R75-4) Habitué à être introduit dans des structures modestes
(D’après : « Structures volumineuses ». Laboratoire, vide, disparition)
LE COBAYE
Habitué à être introduit dans des structures modestes (régulièrement en effet, sans que j’en connaisse les raisons précises — il ne me revient d’ailleurs pas de les connaître, je ne suis qu’un cobaye de laboratoire, et mon rôle n’est pas de saisir la finalité des expériences que je sers — on me plonge dans une structure géométrique nouvelle, dans laquelle je dois trouver au plus vite une façon d’évoluer satisfaisante), je ne peux qu’être effrayé par celle dans laquelle on vient de me lâcher.
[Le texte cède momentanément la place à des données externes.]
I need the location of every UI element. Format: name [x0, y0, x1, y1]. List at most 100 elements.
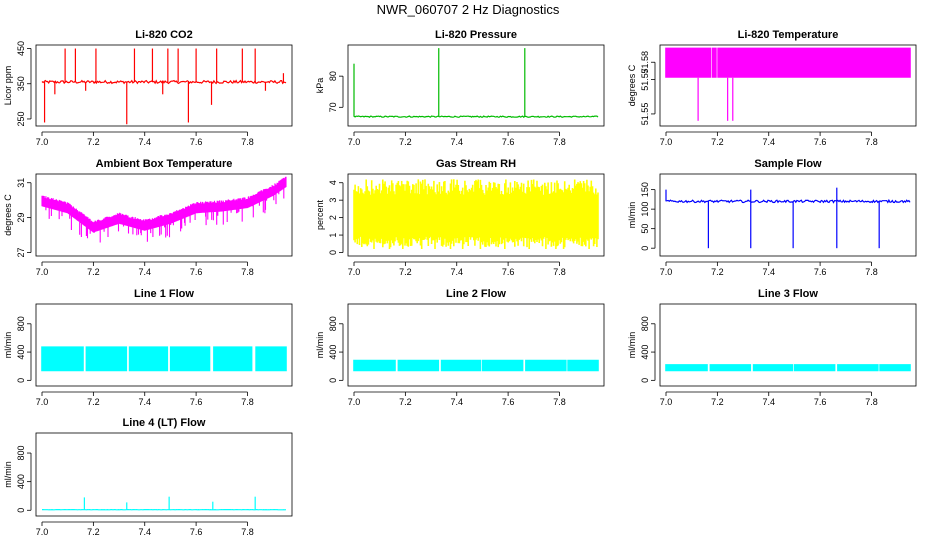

Car contrairement aux autres, qui dès le premier instant me révélaient leur architecture et leurs frontières (il s’agissait souvent de structures aux parois de verre que quelques brasses dans le vide me permettaient d’atteindre), celle-ci n’offre à mes yeux, où qu’ils se portent, aucune limite visible, aucune paroi sur quoi mon corps et ma pensée pourrait prendre appui ou rebondir.
J’ai beau mettre en éveil tous mes sens, j’ai beau tenter de capter quelques courants d’airs pouvant m’apporter un début d’indice, je dois me rendre à l’évidence : c’est dans un vide sans limite, dans un vide complet que l’on ma placé. Et, incertain désormais de leur présence quelque part au-dessus de moi, ce n’est plus que vers d’inaccessibles et invisibles laborantins que je lève les yeux, convaincu que quand bien même ils seraient là à m’observer, l’immensité de la structure dans laquelle ils m’ont jeté les prive complètement, même en ayant recours à l’appareil le plus sophistiqué, de la possibilité de seulement m’apercevoir, et donc, s’ils en éprouvaient tout à coup le désir, de me retrouver.